The YPG, which Ankara considers a “terrorist” organisation, is backed by Washington as the most effective fighting force on the ground in the battle against Daesh.
Turkey launched a military campaign inside Syria in August, backing opposition rebels who captured a number of towns from Daesh militants, including Al Bab near the Turkish border.
President Recep Tayyip Erdogan this week said the next target would be Manbij — which is now controlled by the US-backed Syrian Democratic Forces, a group dominated by Kurdish fighters that Ankara denounces as “terrorists”.

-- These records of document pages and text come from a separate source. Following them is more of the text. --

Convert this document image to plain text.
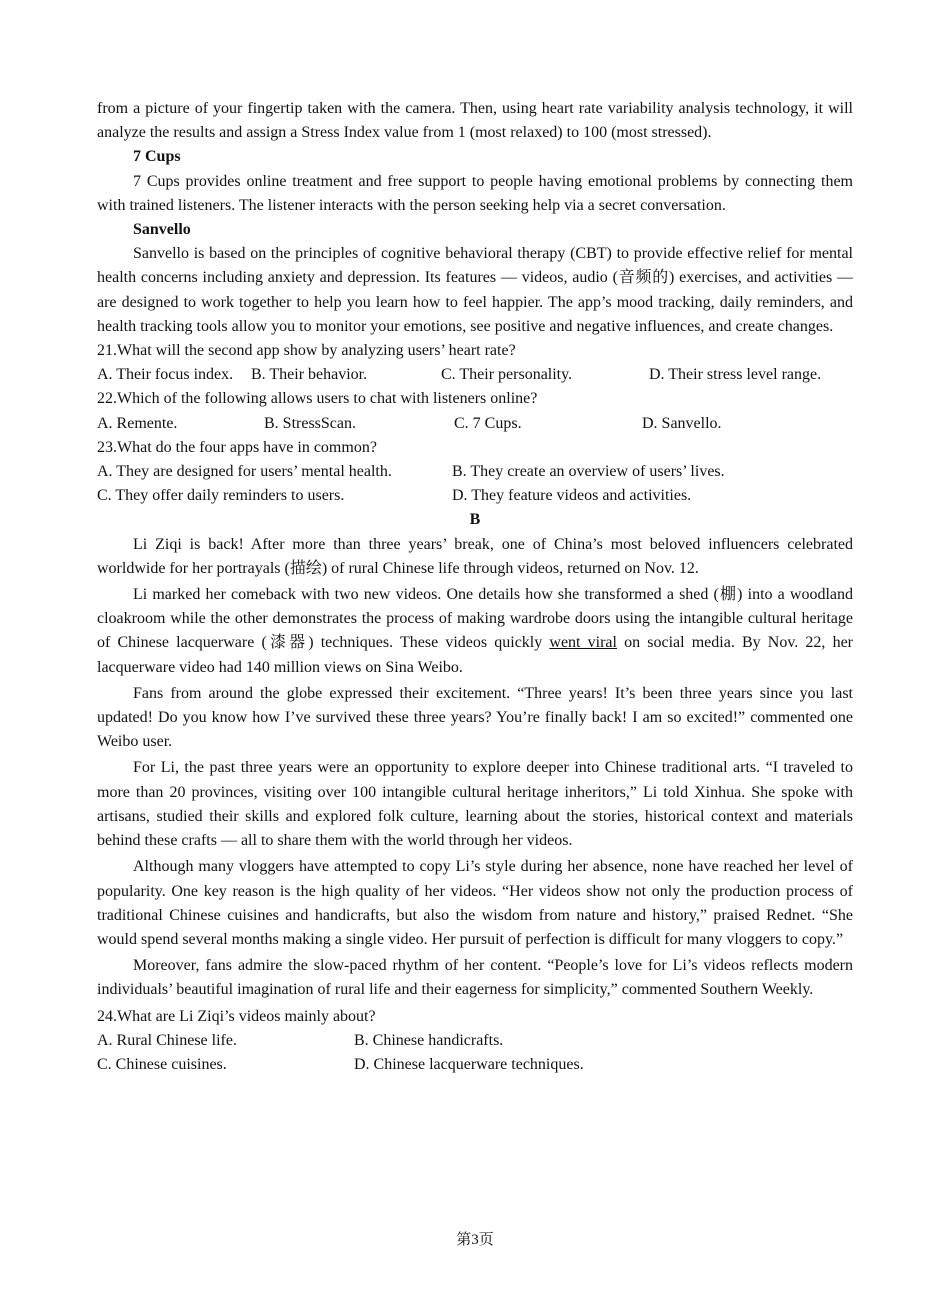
from a picture of your fingertip taken with the camera. Then, using heart rate variability analysis technology, it will analyze the results and assign a Stress Index value from 1 (most relaxed) to 100 (most stressed).

7 Cups

7 Cups provides online treatment and free support to people having emotional problems by connecting them with trained listeners. The listener interacts with the person seeking help via a secret conversation.

Sanvello

Sanvello is based on the principles of cognitive behavioral therapy (CBT) to provide effective relief for mental health concerns including anxiety and depression. Its features — videos, audio (音频的) exercises, and activities — are designed to work together to help you learn how to feel happier. The app’s mood tracking, daily reminders, and health tracking tools allow you to monitor your emotions, see positive and negative influences, and create changes.

21.What will the second app show by analyzing users’ heart rate?

A. Their focus index.	B. Their behavior.	C. Their personality.	D. Their stress level range.

22.Which of the following allows users to chat with listeners online?

A. Remente.	B. StressScan.	C. 7 Cups.	D. Sanvello.

23.What do the four apps have in common?

A. They are designed for users’ mental health.	B. They create an overview of users’ lives.
C. They offer daily reminders to users.	D. They feature videos and activities.

B

Li Ziqi is back! After more than three years’ break, one of China’s most beloved influencers celebrated worldwide for her portrayals (描绘) of rural Chinese life through videos, returned on Nov. 12.

Li marked her comeback with two new videos. One details how she transformed a shed (棚) into a woodland cloakroom while the other demonstrates the process of making wardrobe doors using the intangible cultural heritage of Chinese lacquerware (漆器) techniques. These videos quickly went viral on social media. By Nov. 22, her lacquerware video had 140 million views on Sina Weibo.

Fans from around the globe expressed their excitement. “Three years! It’s been three years since you last updated! Do you know how I’ve survived these three years? You’re finally back! I am so excited!” commented one Weibo user.

For Li, the past three years were an opportunity to explore deeper into Chinese traditional arts. “I traveled to more than 20 provinces, visiting over 100 intangible cultural heritage inheritors,” Li told Xinhua. She spoke with artisans, studied their skills and explored folk culture, learning about the stories, historical context and materials behind these crafts — all to share them with the world through her videos.

Although many vloggers have attempted to copy Li’s style during her absence, none have reached her level of popularity. One key reason is the high quality of her videos. “Her videos show not only the production process of traditional Chinese cuisines and handicrafts, but also the wisdom from nature and history,” praised Rednet. “She would spend several months making a single video. Her pursuit of perfection is difficult for many vloggers to copy.”

Moreover, fans admire the slow-paced rhythm of her content. “People’s love for Li’s videos reflects modern individuals’ beautiful imagination of rural life and their eagerness for simplicity,” commented Southern Weekly.

24.What are Li Ziqi’s videos mainly about?

A. Rural Chinese life.	B. Chinese handicrafts.
C. Chinese cuisines.	D. Chinese lacquerware techniques.
第3页
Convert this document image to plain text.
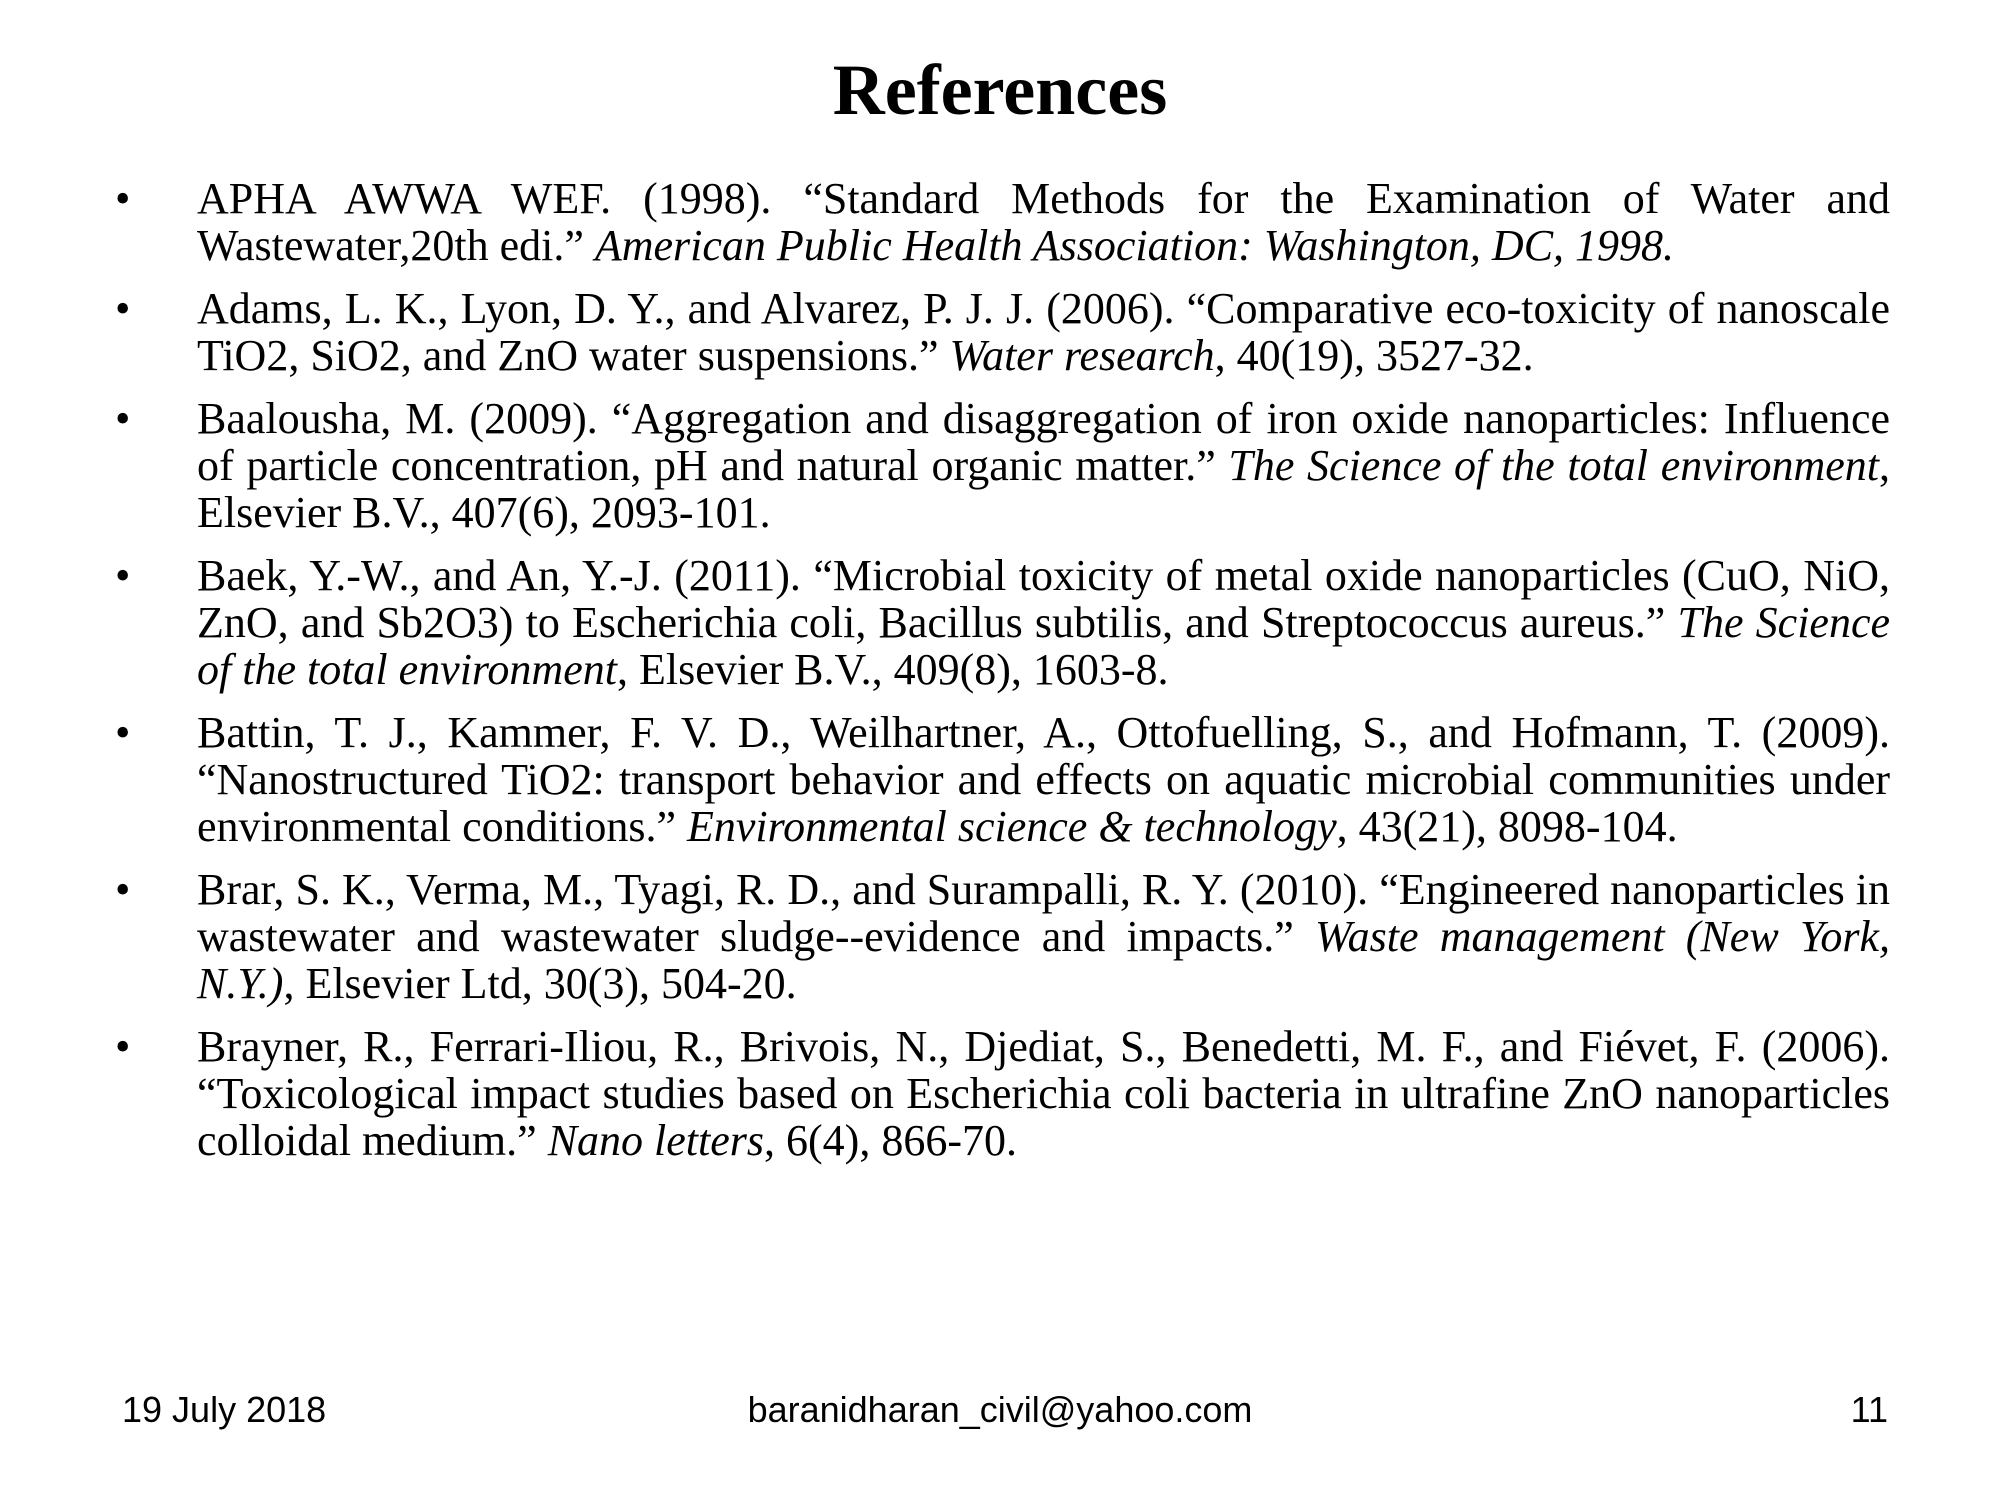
References
• APHA AWWA WEF. (1998). “Standard Methods for the Examination of Water and Wastewater,20th edi.” American Public Health Association: Washington, DC, 1998.
• Adams, L. K., Lyon, D. Y., and Alvarez, P. J. J. (2006). “Comparative eco-toxicity of nanoscale TiO2, SiO2, and ZnO water suspensions.” Water research, 40(19), 3527-32.
• Baalousha, M. (2009). “Aggregation and disaggregation of iron oxide nanoparticles: Influence of particle concentration, pH and natural organic matter.” The Science of the total environment, Elsevier B.V., 407(6), 2093-101.
• Baek, Y.-W., and An, Y.-J. (2011). “Microbial toxicity of metal oxide nanoparticles (CuO, NiO, ZnO, and Sb2O3) to Escherichia coli, Bacillus subtilis, and Streptococcus aureus.” The Science of the total environment, Elsevier B.V., 409(8), 1603-8.
• Battin, T. J., Kammer, F. V. D., Weilhartner, A., Ottofuelling, S., and Hofmann, T. (2009). “Nanostructured TiO2: transport behavior and effects on aquatic microbial communities under environmental conditions.” Environmental science & technology, 43(21), 8098-104.
• Brar, S. K., Verma, M., Tyagi, R. D., and Surampalli, R. Y. (2010). “Engineered nanoparticles in wastewater and wastewater sludge--evidence and impacts.” Waste management (New York, N.Y.), Elsevier Ltd, 30(3), 504-20.
• Brayner, R., Ferrari-Iliou, R., Brivois, N., Djediat, S., Benedetti, M. F., and Fiévet, F. (2006). “Toxicological impact studies based on Escherichia coli bacteria in ultrafine ZnO nanoparticles colloidal medium.” Nano letters, 6(4), 866-70.
19 July 2018	baranidharan_civil@yahoo.com	11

“We have not yet started our operation in Manbij,” Cavusoglu said.
Turkey has also said it wanted to work with its allies to capture IS bastion of Raqqa, but has ruled out any operation alongside the Kurdish militia.
“Let’s be realistic ... To carry out this (Raqqa) operation with YPG is to risk Syria’s future,” he said.
“We do not want our ally the United States to continue cooperating with terror organisations that target us.”
Turkey has repeatedly said it will not allow a “terror corridor” along its southern border and is trying to prevent Syrian Kurdish militia from joining up its so-called “cantons” in the area.
Ankara’s offensive is aimed at both cleaning its frontier from Daesh militants and also stopping the advance of Syrian Kurdish militia.
It views YPG and the Kurdish Democratic Union Party as terror groups linked to the outlawed Kurdistan Workers’ Party (PKK).
Outlawed as a terrorist organisation by Washington and Brussels, the PKK has waged a bloody insurgency against the Turkish state since 1984.